I'm a strong advocate of not counting calories, because your body has a built in mechanism for maintaining a specific fat level: leptin.
The hormone leptin wasn't discovered until 1994--just 18 years ago--so there's plenty of conventional diet wisdom that doesn't take leptin into account. That's why, imho, conventional diet wisdom (including counting calories) doesn't work.
Leptin is a hormone produced by your fat cells. The more fat your body carries, the more leptin in your blood stream. The less fat your body carries, the less leptin in your blood stream.
Your brain has the ability to detect the amount of leptin in your blood stream, and reacts to the amount.
- High leptin levels result in increased metabolism and reduced hunger.
- Low leptin levels result in decreased metabolism and increased hunger.
The practical result is your body regulates your body fat based on your leptin level.
There are a number of things that can interfere with this fat regulation system.
1) High triglyceride levels have been shown to prevent leptin from crossing the blood/brain barrier. This fools the brain into thinking there isn't any leptin in the blood stream. The result: the brain thinks you need to add fat, so it decreases your metabolism and increases your appetite (to a screaming intensity).
2) It's one thing for you to eat fewer calories because your brain has reduced your appetite due to high leptin levels. It's another thing to eat fewer calories when your body isn't telling you to do so. When you reduce your calories your body thinks there is a famine, and it goes into survival mode. It doesn't matter if you carry 100 pounds of extra fat, your body is going to try and hold onto as much as possible so it can survive the famine. And, how does it doe that? By reducing your metabolism and increasing your appetite--the exact opposite thing you want when you are trying t lose weight.
3) Overeating will still cause you to gain weight. When your body is trying to lower your fat level, there will be days when it reduces your appetite to very low levels. If you track your calories you won't be able to believe that you can get by on so few calories (even though you are not hungry). The result: you're going to eat something (even if you aren't hungry), because the analytic part of your brain just knows you need to eat more calories.
Problems #2 & #3 are a direct result of counting calories. Sure, you can lose weight by counting calories (a lot of people have), but to me counting calories is part of the "just be disciplined and will it to happen" mindset. You can "twist your body's arm" and force it into shape--for a while. But, in the end, your body is in control and will have its way. It's better in the long run to work with it rather than against it.

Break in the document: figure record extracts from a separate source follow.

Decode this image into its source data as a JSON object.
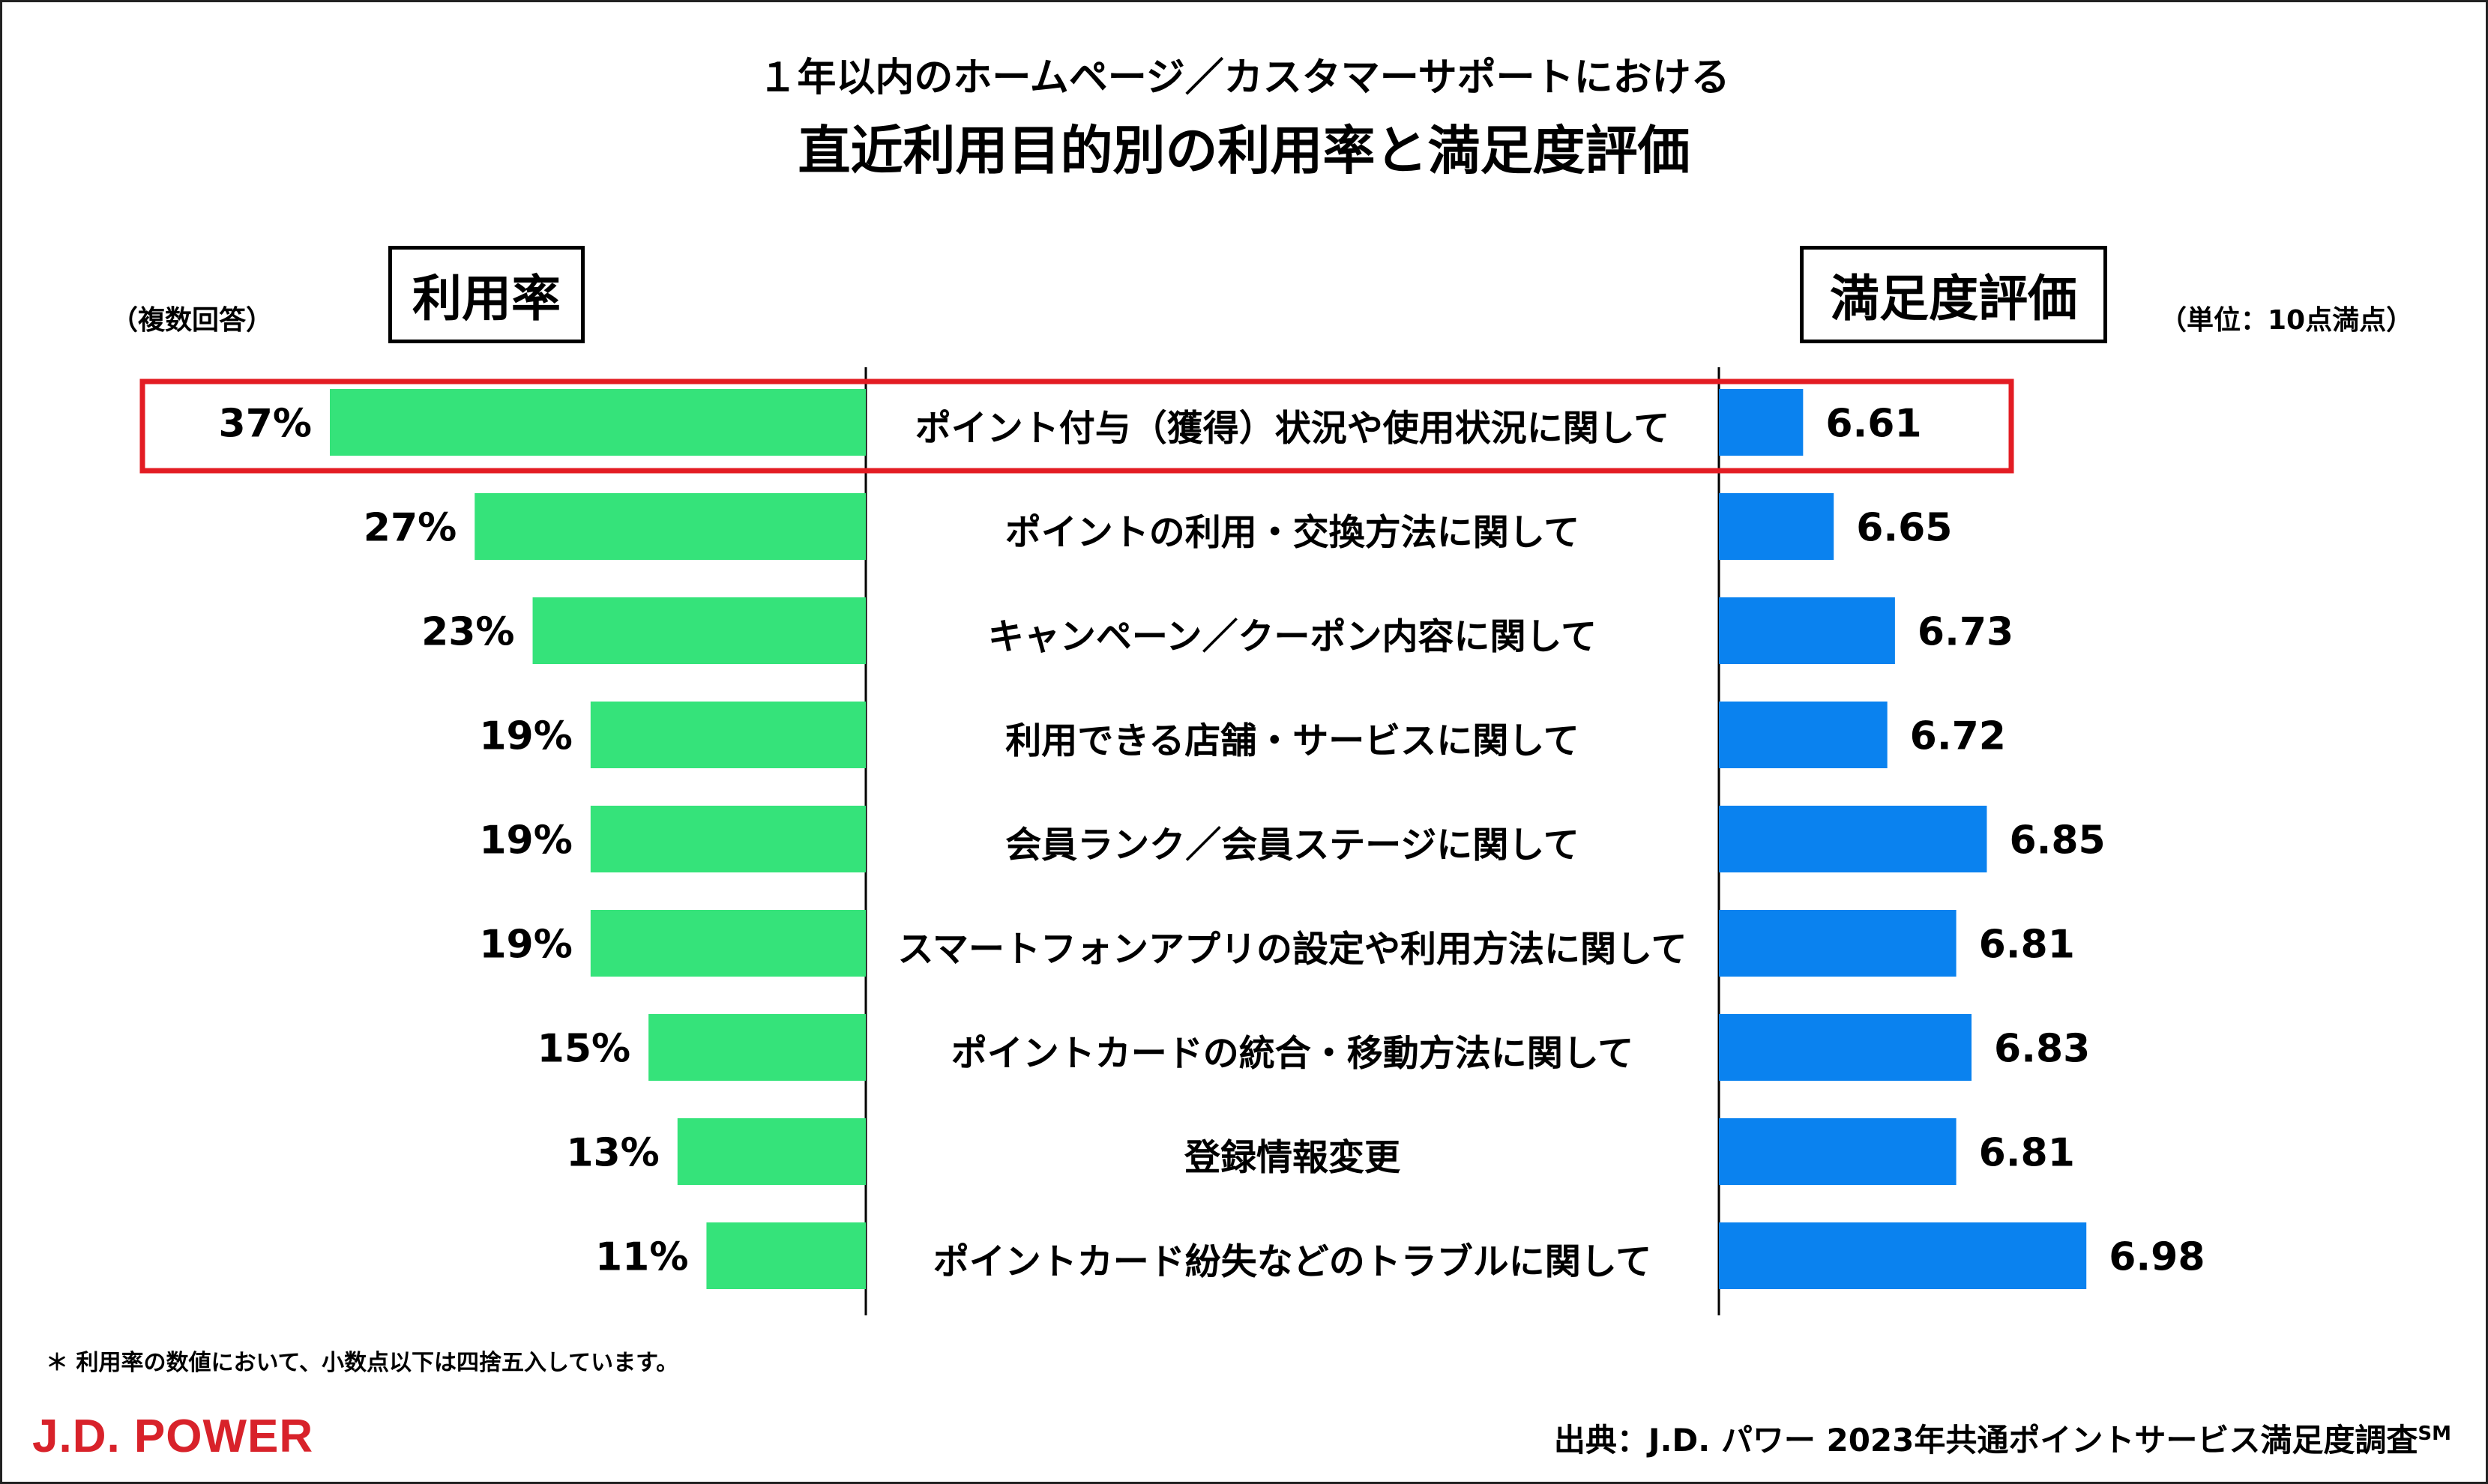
{
  "title": {
    "line1": "１年以内のホームページ／カスタマーサポートにおける",
    "line2": "直近利用目的別の利用率と満足度評価"
  },
  "left_header": "利用率",
  "right_header": "満足度評価",
  "left_note": "（複数回答）",
  "right_note": "（単位：10点満点）",
  "footnote": "＊ 利用率の数値において、小数点以下は四捨五入しています。",
  "source": {
    "text": "出典：J.D. パワー 2023年共通ポイントサービス満足度調査",
    "superscript": "SM"
  },
  "logo": "J.D. POWER",
  "colors": {
    "usage_bar": "#35e37a",
    "satisfaction_bar": "#0a82ef",
    "highlight": "#e31c23",
    "divider": "#000000"
  },
  "chart_data": {
    "type": "bar",
    "title": "直近利用目的別の利用率と満足度評価",
    "categories": [
      "ポイント付与（獲得）状況や使用状況に関して",
      "ポイントの利用・交換方法に関して",
      "キャンペーン／クーポン内容に関して",
      "利用できる店舗・サービスに関して",
      "会員ランク／会員ステージに関して",
      "スマートフォンアプリの設定や利用方法に関して",
      "ポイントカードの統合・移動方法に関して",
      "登録情報変更",
      "ポイントカード紛失などのトラブルに関して"
    ],
    "series": [
      {
        "name": "利用率",
        "unit": "%",
        "values": [
          37,
          27,
          23,
          19,
          19,
          19,
          15,
          13,
          11
        ],
        "labels": [
          "37%",
          "27%",
          "23%",
          "19%",
          "19%",
          "19%",
          "15%",
          "13%",
          "11%"
        ]
      },
      {
        "name": "満足度評価",
        "unit": "10点満点",
        "values": [
          6.61,
          6.65,
          6.73,
          6.72,
          6.85,
          6.81,
          6.83,
          6.81,
          6.98
        ],
        "labels": [
          "6.61",
          "6.65",
          "6.73",
          "6.72",
          "6.85",
          "6.81",
          "6.83",
          "6.81",
          "6.98"
        ]
      }
    ],
    "usage_axis_range": [
      0,
      37
    ],
    "satisfaction_axis_range": [
      6.5,
      7.0
    ],
    "highlighted_category_index": 0
  }
}
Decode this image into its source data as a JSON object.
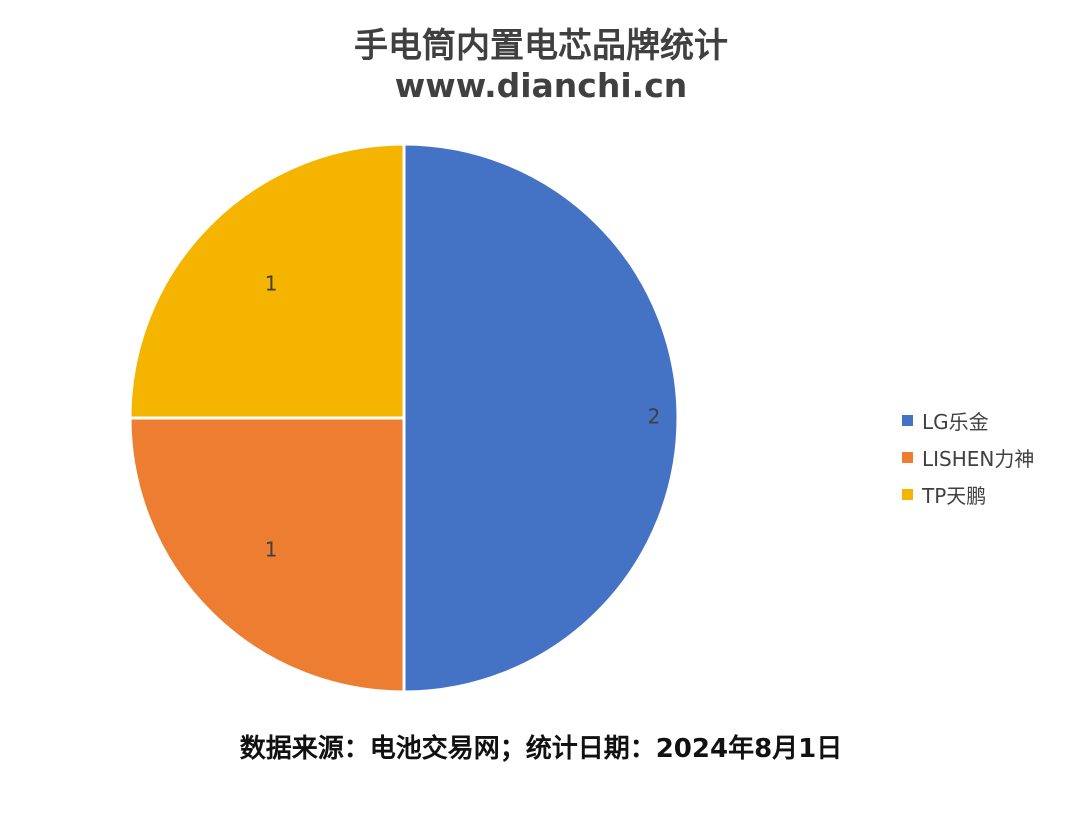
{
  "chart_data": {
    "type": "pie",
    "title": "手电筒内置电芯品牌统计",
    "subtitle": "www.dianchi.cn",
    "categories": [
      "LG乐金",
      "LISHEN力神",
      "TP天鹏"
    ],
    "values": [
      2,
      1,
      1
    ],
    "colors": [
      "#4472C4",
      "#ED7D31",
      "#F4B400"
    ],
    "data_labels": [
      "2",
      "1",
      "1"
    ],
    "legend": "right"
  },
  "footer": "数据来源：电池交易网；统计日期：2024年8月1日"
}
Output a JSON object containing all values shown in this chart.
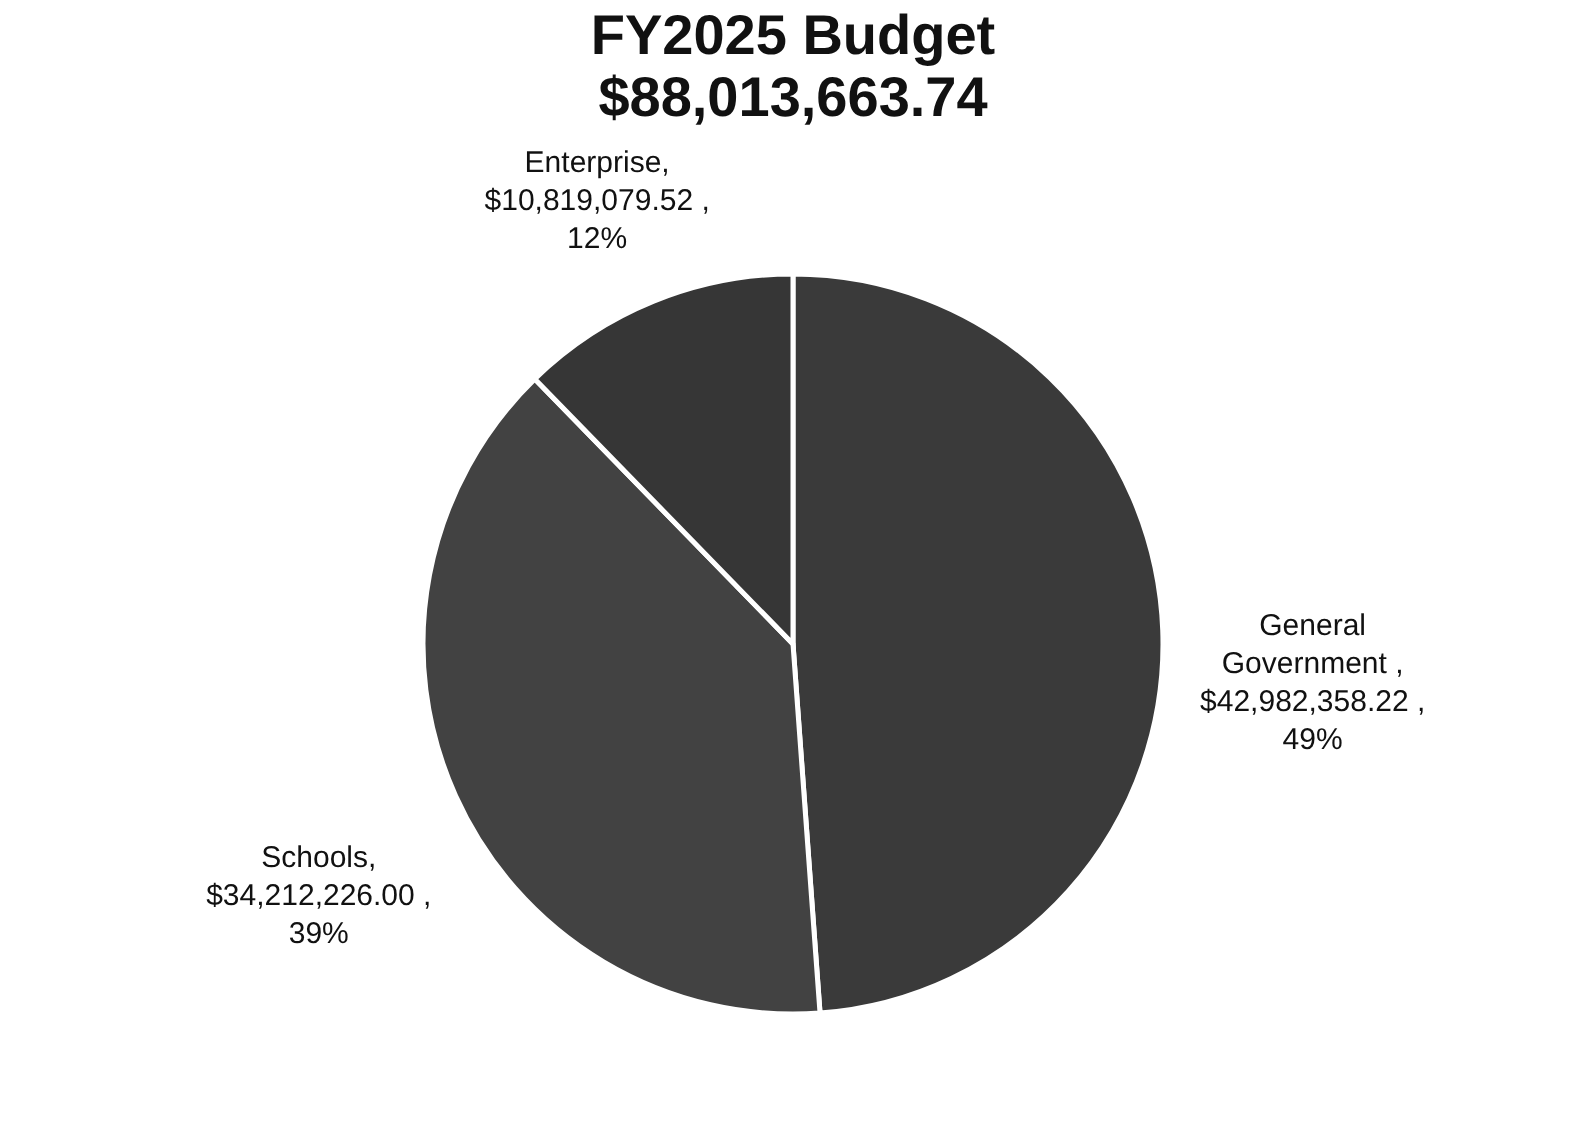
{
  "chart_data": {
    "type": "pie",
    "title": "FY2025 Budget",
    "subtitle": "$88,013,663.74",
    "categories": [
      "General Government",
      "Schools",
      "Enterprise"
    ],
    "values": [
      42982358.22,
      34212226.0,
      10819079.52
    ],
    "colors": [
      "#3a3a3a",
      "#424242",
      "#363636"
    ],
    "value_labels": [
      " ,\n$42,982,358.22 ,\n49%",
      ",\n$34,212,226.00 ,\n39%",
      ",\n$10,819,079.52 ,\n12%"
    ],
    "legend": false
  }
}
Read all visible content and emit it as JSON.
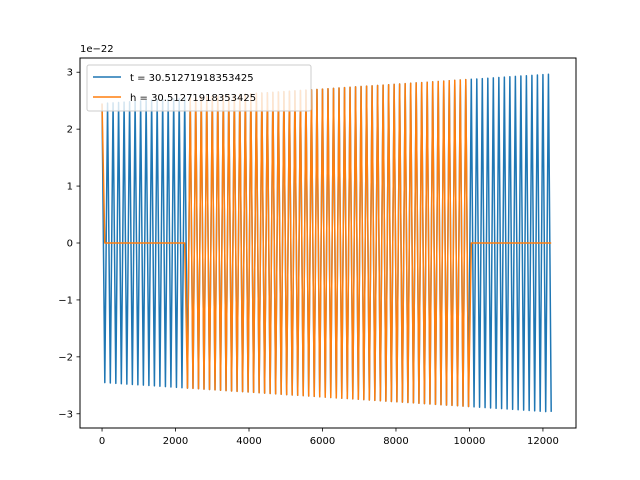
{
  "chart_data": {
    "type": "line",
    "title": "",
    "xlabel": "",
    "ylabel": "",
    "y_offset_label": "1e−22",
    "xlim": [
      -600,
      12900
    ],
    "ylim": [
      -3.25,
      3.25
    ],
    "x_ticks": [
      0,
      2000,
      4000,
      6000,
      8000,
      10000,
      12000
    ],
    "y_ticks": [
      -3,
      -2,
      -1,
      0,
      1,
      2,
      3
    ],
    "x_tick_labels": [
      "0",
      "2000",
      "4000",
      "6000",
      "8000",
      "10000",
      "12000"
    ],
    "y_tick_labels": [
      "−3",
      "−2",
      "−1",
      "0",
      "1",
      "2",
      "3"
    ],
    "grid": false,
    "legend_position": "top-left",
    "series": [
      {
        "name": "t = 30.51271918353425",
        "color": "#1f77b4",
        "signal": {
          "start": 0,
          "end": 12280,
          "period": 150,
          "amplitude_start": 2.45,
          "amplitude_end": 2.97,
          "segments": [
            {
              "from": 0,
              "to": 12280,
              "mode": "oscillate"
            }
          ]
        }
      },
      {
        "name": "h = 30.51271918353425",
        "color": "#ff7f0e",
        "signal": {
          "start": 0,
          "end": 12280,
          "period": 150,
          "amplitude_start": 2.45,
          "amplitude_end": 2.97,
          "segments": [
            {
              "from": 0,
              "to": 60,
              "mode": "oscillate"
            },
            {
              "from": 60,
              "to": 2300,
              "mode": "zero"
            },
            {
              "from": 2300,
              "to": 10020,
              "mode": "oscillate"
            },
            {
              "from": 10020,
              "to": 12280,
              "mode": "zero"
            }
          ]
        }
      }
    ]
  }
}
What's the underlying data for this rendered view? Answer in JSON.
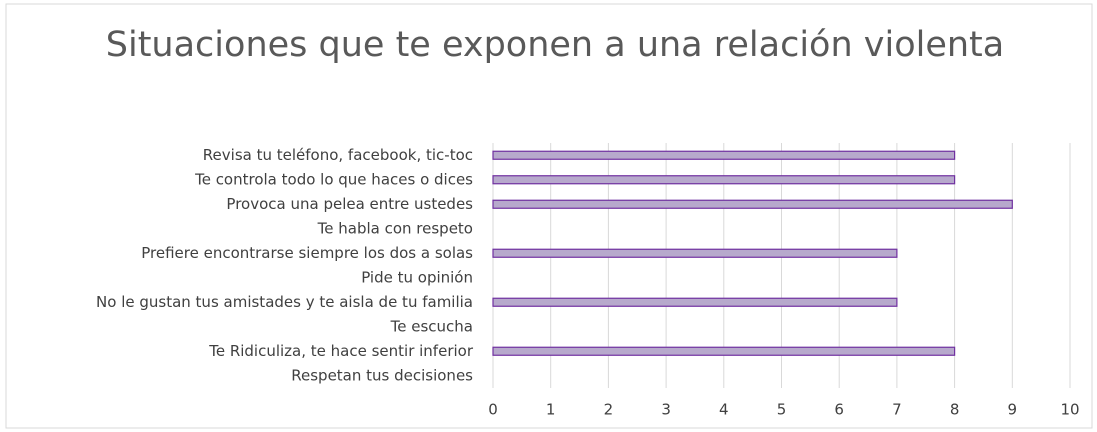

As far as #1 goes, any good paleohacker knows that eating lots of carbohydrates results in high triglyceride levels. Which prevents leptin from crossing the blood/brain barrier, which causes your brain to think you don't have any body fat, which results in a lowered metabolism and increased appetite (is it any wonder that the typical overweight person is sluggish and always hungry, even though they are carrying tons of extra fat?)
If you've followed the government's food pyramid and eaten high levels of carbs all your life, your body's letpin/weight-regulation mechanism has probably never worked as intended. This is why paleo allows people to lose weight effortlessly. It creates the circumstances that allows your body to regulate your fat level naturally--the way it is supposed to be regulated.
That's the long term answer to keeping your weight in line, not counting calories, discipline, will power, or trying to bend your body to your will.